Stanley Flemming, a University Place physician, was also appointed to the board at TESC. Flemming, who holds degrees from the UW, Pacific Lutheran University and a medical degree from Western University of Health Science in Pomona, California, is a member of the University Place City Council and a former state representative. His many awards for civic involvement include Physician of the Year, Outstanding Teaching Award, and Citizen of the Year from the Pierce County Chamber of Commerce. Flemming served in the U.S. Army and remains on active guard reserve status. He has received numerous awards for his military service, including the Bronze Star and the Humanitarian Service Medal. Flemming replaces Fred Haley, and will serve a term expiring in September, 2003.

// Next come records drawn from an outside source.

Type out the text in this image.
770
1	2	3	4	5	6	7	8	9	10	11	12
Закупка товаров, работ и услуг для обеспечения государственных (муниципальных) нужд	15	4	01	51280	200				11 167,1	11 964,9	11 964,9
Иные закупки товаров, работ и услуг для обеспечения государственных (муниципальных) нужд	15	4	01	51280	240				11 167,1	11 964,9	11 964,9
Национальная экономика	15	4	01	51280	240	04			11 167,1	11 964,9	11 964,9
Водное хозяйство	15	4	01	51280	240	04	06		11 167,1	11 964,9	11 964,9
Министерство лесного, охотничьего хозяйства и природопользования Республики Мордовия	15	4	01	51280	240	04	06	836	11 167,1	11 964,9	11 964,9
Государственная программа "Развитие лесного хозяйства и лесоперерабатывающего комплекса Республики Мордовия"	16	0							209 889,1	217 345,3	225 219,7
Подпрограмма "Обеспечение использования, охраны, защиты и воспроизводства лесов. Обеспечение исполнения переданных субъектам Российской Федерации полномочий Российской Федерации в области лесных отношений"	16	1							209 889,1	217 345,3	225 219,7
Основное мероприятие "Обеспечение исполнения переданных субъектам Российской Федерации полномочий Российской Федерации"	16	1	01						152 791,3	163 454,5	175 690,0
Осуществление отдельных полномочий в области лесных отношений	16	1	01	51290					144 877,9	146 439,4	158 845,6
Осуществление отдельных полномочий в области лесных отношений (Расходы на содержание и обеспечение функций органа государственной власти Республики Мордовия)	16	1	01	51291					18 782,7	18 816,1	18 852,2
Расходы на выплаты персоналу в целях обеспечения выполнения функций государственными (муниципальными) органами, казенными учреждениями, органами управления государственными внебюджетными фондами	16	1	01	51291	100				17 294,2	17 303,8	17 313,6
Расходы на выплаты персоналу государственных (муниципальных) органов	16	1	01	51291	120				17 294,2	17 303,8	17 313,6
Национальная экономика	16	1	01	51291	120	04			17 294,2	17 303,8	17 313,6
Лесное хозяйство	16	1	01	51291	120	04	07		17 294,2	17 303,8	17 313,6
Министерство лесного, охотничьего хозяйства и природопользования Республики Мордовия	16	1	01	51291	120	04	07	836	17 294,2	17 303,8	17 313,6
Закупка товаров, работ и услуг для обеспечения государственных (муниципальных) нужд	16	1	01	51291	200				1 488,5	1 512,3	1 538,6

Locke appointed Glenn Jennings to the Everett Community College Board of Trustees. Jennings, of Stanwood, holds a master's degree in business from the University of Washington, and has been a Boeing manager for 17 years. He was chairman of the Everett Area Chamber of Commerce and an active participant in the Snohomish County "SchoolWork" project, which links local schools, businesses and postsecondary educational institutions. He will serve until September of 2002, and replaces Donald Hale.

Locke also appointed Thomas Simpson, of Spokane, to the Joint Center for Higher Education. Simpson is managing director of Spokane Capital Management and a former high-level executive with Dain Bosworth. Simpson earned a business degree from the UW and a master's in business from the University of Pennsylvania's Wharton School. He is on the board of the Spokane Intercollegiate Research & Technology Institute Foundation and the Cataldo Catholic School. His term expires in September, 1999. Simpson replaces Carol Wendle, who resigned. The Joint Center coordinates public baccalaureate and graduate degree programs in Spokane.

Locke said he worked long and hard to find the very highest caliber citizens to assume these critical leadership posts. "These leaders from business, education, and the community bring tremendous experience, talent and dedication to these key roles. I have every confidence they will set a direction for our colleges and universities that will make ours among the very best educational institutions in the world."